Это она из бабушкиных сказок повторяет. Из бабьих — папка говорит. В детстве ещё, когда не смыслил ничего, с открытым ртом их, эти сказки, переслушал, теперь и я не верю в это. Но маме не перечу. Пусть заблуждается. И без того частенько огорчаю. Не специально. Так получается. То где-то долго задержусь, то где-то с кем-то подерёмся. И жить становится невмоготу, когда увижу вдруг, как она плачет. Плачет без слёз — одним лишь подбородком.
Скажет обычно мама так, на меня с грустью, словно на сироту, посмотрит, после, вздохнув, добавит тихо: «Спаси и сохрани, Господи, дитё моё неразумное», — и по делам своим направится. А я?
Слышу я это и стесняюсь. Тоже придумает — дитё . Давно уже не неразумное .
Скоро идти в десятый класс. И как-то грустно. Что в последний. Когда, казалось, доживу. Уже и рядом… «Время — не конь, — говорила Марфа Измайловна, — не стреножишь, в стойло не поставишь». А иногда бы и хотелось. На рыбалке. Там уж, наоборот, его не замечаешь.

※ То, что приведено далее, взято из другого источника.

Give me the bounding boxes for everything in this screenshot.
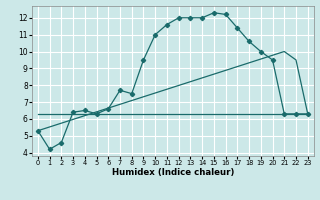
X-axis label: Humidex (Indice chaleur): Humidex (Indice chaleur) bbox=[112, 168, 234, 177]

Люблю и осень золотую . Бабье лето. Если картошку быстро выкопаем, приберём, потом — свободен: гуляй на все четыре стороны, куда захочешь, — никто не держит. После занятий в школе. В воскресенье — от темноты до темноты. И в октябре. И в ноябре. Да и зима мне тоже нравится… Когда морозы не лютуют. Всегда во всём есть что-то да хорошее. А как же. Сейчас — рыбалка. Осенью — охота. Зимой — на лыжах походить. Ну а весной — всё оживает. Тепло. Ручьи журчат. На речках ледоход. И с юга птицы возвращаются. Только вот душу как-то щимлет… И я, чалдон, как мама, вдруг заговорил. Ну, прорывается. Бывает.
До обеда стояло ясно. Хоть бы где облачко. Нигде. Как обо крали. После обеда появилась. Подкралась. Тихой сапой. Без предупреждения: не погрёмывала. На юго-западе. Дождливый угол. Гнилым его называет папка. Не только он, и все в Ялани. Оно и верно. Как только чуть оттуда ветер, с Руси , и жди, что скоро заненастит, — такое правило, без исключений. Когда изменится во всём, тогда изменится и в этом. Но я не против:
Пусть остаётся так, как есть, — оно привычней.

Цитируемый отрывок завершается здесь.